The wind was whipping that day, and she felt occasional mist from the gushing fountains behind her.

The crowd rose for the entrance of President Santos, who took a seat at the center of the large portico amidst the white columns, no more than one hundred meters from where they were sitting. Decorated military officers and a host of other dignitaries, officials of the Indonesian government, surrounded the president.

Crack troops of the Indonesian army marched along the parade grounds to brass and percussion. As they marched by, she noticed one of the officers in the presidential entourage, a stout man in the green army uniform with all the glistening ribbons and sparkling medals. Was he looking at her? His eyes returned to her several times.
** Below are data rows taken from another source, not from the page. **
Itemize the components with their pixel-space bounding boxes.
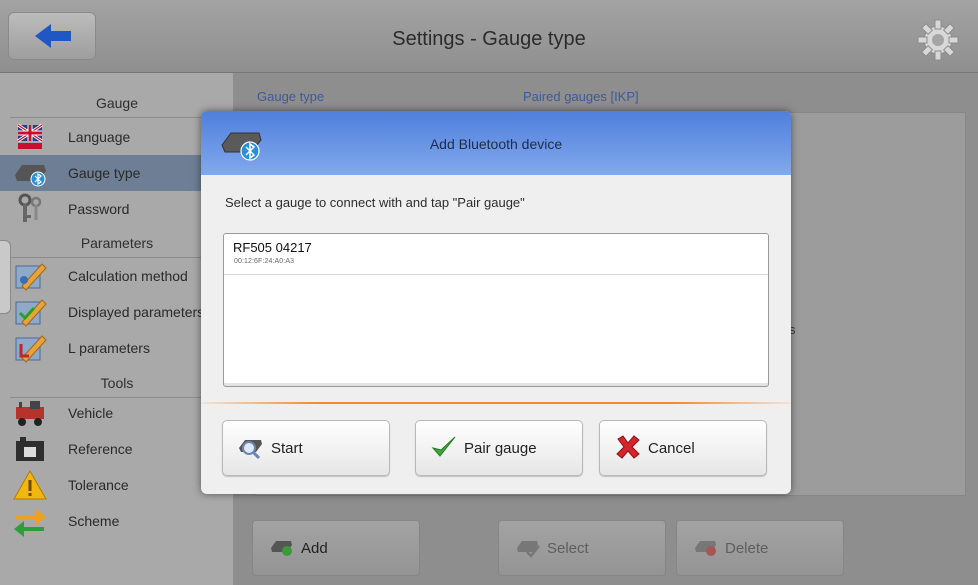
sidebar-item-label: Language [68, 129, 131, 145]
pencil-check-icon [15, 263, 47, 291]
start-button[interactable]: Start [222, 420, 390, 476]
device-list[interactable]: RF505 04217 00:12:6F:24:A0:A3 [223, 233, 769, 387]
vehicle-icon [16, 401, 44, 426]
column-header-gauge-type: Gauge type [257, 89, 325, 104]
add-gauge-icon [271, 541, 292, 556]
start-button-label: Start [271, 440, 303, 457]
device-name: RF505 04217 [233, 240, 312, 255]
sidebar: Gauge Language Gauge type Password Param… [0, 73, 233, 585]
swap-arrows-icon [14, 509, 46, 537]
drawer-handle[interactable] [0, 240, 11, 314]
add-bluetooth-dialog: Add Bluetooth device Select a gauge to c… [201, 111, 791, 494]
sidebar-item-label: Password [68, 201, 130, 217]
delete-button-label: Delete [725, 540, 769, 557]
sidebar-item-label: Reference [68, 441, 133, 457]
dialog-title: Add Bluetooth device [429, 136, 563, 152]
sidebar-item-l-parameters[interactable]: L parameters [0, 330, 233, 366]
sidebar-item-gauge-type[interactable]: Gauge type [0, 155, 233, 191]
add-button[interactable]: Add [252, 520, 420, 576]
sidebar-item-scheme[interactable]: Scheme [0, 503, 233, 539]
sidebar-item-displayed-parameters[interactable]: Displayed parameters [0, 294, 233, 330]
select-gauge-icon [517, 541, 540, 558]
pair-gauge-button-label: Pair gauge [464, 440, 537, 457]
keys-icon [18, 193, 42, 222]
delete-button[interactable]: Delete [676, 520, 844, 576]
sidebar-item-language[interactable]: Language [0, 119, 233, 155]
cancel-button[interactable]: Cancel [599, 420, 767, 476]
sidebar-item-vehicle[interactable]: Vehicle [0, 395, 233, 431]
divider [201, 402, 791, 404]
sidebar-item-password[interactable]: Password [0, 191, 233, 227]
reference-icon [16, 437, 44, 461]
bluetooth-gauge-icon [15, 165, 46, 187]
sidebar-item-label: Gauge type [68, 165, 141, 181]
sidebar-item-label: Calculation method [68, 268, 188, 284]
gear-icon[interactable] [916, 18, 960, 62]
cancel-button-label: Cancel [648, 440, 695, 457]
section-tools: Tools [10, 363, 224, 398]
section-parameters: Parameters [10, 223, 224, 258]
top-bar: Settings - Gauge type [0, 0, 978, 73]
sidebar-item-label: Tolerance [68, 477, 129, 493]
sidebar-item-reference[interactable]: Reference [0, 431, 233, 467]
delete-gauge-icon [695, 541, 716, 556]
select-button[interactable]: Select [498, 520, 666, 576]
page-title: Settings - Gauge type [392, 28, 586, 50]
sidebar-item-label: Scheme [68, 513, 120, 529]
pair-gauge-button[interactable]: Pair gauge [415, 420, 583, 476]
pencil-check-icon [15, 335, 47, 363]
close-icon [616, 435, 640, 459]
device-row[interactable]: RF505 04217 00:12:6F:24:A0:A3 [224, 234, 768, 275]
dialog-instruction: Select a gauge to connect with and tap "… [225, 195, 525, 210]
search-gauge-icon [239, 440, 262, 460]
flag-icon [17, 123, 43, 149]
checkmark-icon [431, 436, 456, 457]
add-button-label: Add [301, 540, 328, 557]
pencil-check-icon [15, 299, 47, 327]
sidebar-item-label: L parameters [68, 340, 150, 356]
warning-icon [13, 469, 47, 500]
sidebar-item-label: Vehicle [68, 405, 114, 421]
section-gauge: Gauge [10, 83, 224, 118]
sidebar-item-label: Displayed parameters [68, 304, 205, 320]
device-address: 00:12:6F:24:A0:A3 [234, 258, 295, 265]
sidebar-item-calculation-method[interactable]: Calculation method [0, 258, 233, 294]
select-button-label: Select [547, 540, 589, 557]
column-header-paired-gauges: Paired gauges [IKP] [523, 89, 639, 104]
sidebar-item-tolerance[interactable]: Tolerance [0, 467, 233, 503]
Perhaps he was looking at something else, she had decided at the time.

After all the troops had marched in and filled the parade grounds, and after President Santos made a short speech about the greatness of Indonesia, a group of schoolboys dressed in the national colors of red and white had done the honors of raising the giant flag against the solemn music of the national anthem played by an army band.

Confetti, elation, applause, and tears of pride flowed freely among the masses as the Indonesian flag, furling in the tropical wind, reached the top of the flagpole.

Kristina could not believe that she was actually here, at the presidential palace, at a magnificent time and place with the eyes of the nation watching. Tears flowed. Only weeks before she had been knocked off her feet by the powerful blast of water hoses. Now this.

Perhaps there was a God. Perhaps that moment had been evidence of it.

Her parents, who had been devout Catholics and who had raised her in the church, had taught her that there was a God, and that he was a God of redemption.

She thought of her parents, who had been killed in a car crash, and of her brother, Asmoro, from whom she was partially estranged.

Asmoro had rejected Christianity and embraced Islam. Then he had rushed off to join the Indonesian navy. His conversion to Islam had separated Asmoro from her, and from her parents while they were alive. Although she rarely saw him anymore, she occasionally received a letter, but he kept Kristina at arm’s length. He kept quiet about his assignment with special forces of the Indonesian navy. He was stationed in Sumatra, she had heard, at a naval station along the Malaccan Strait.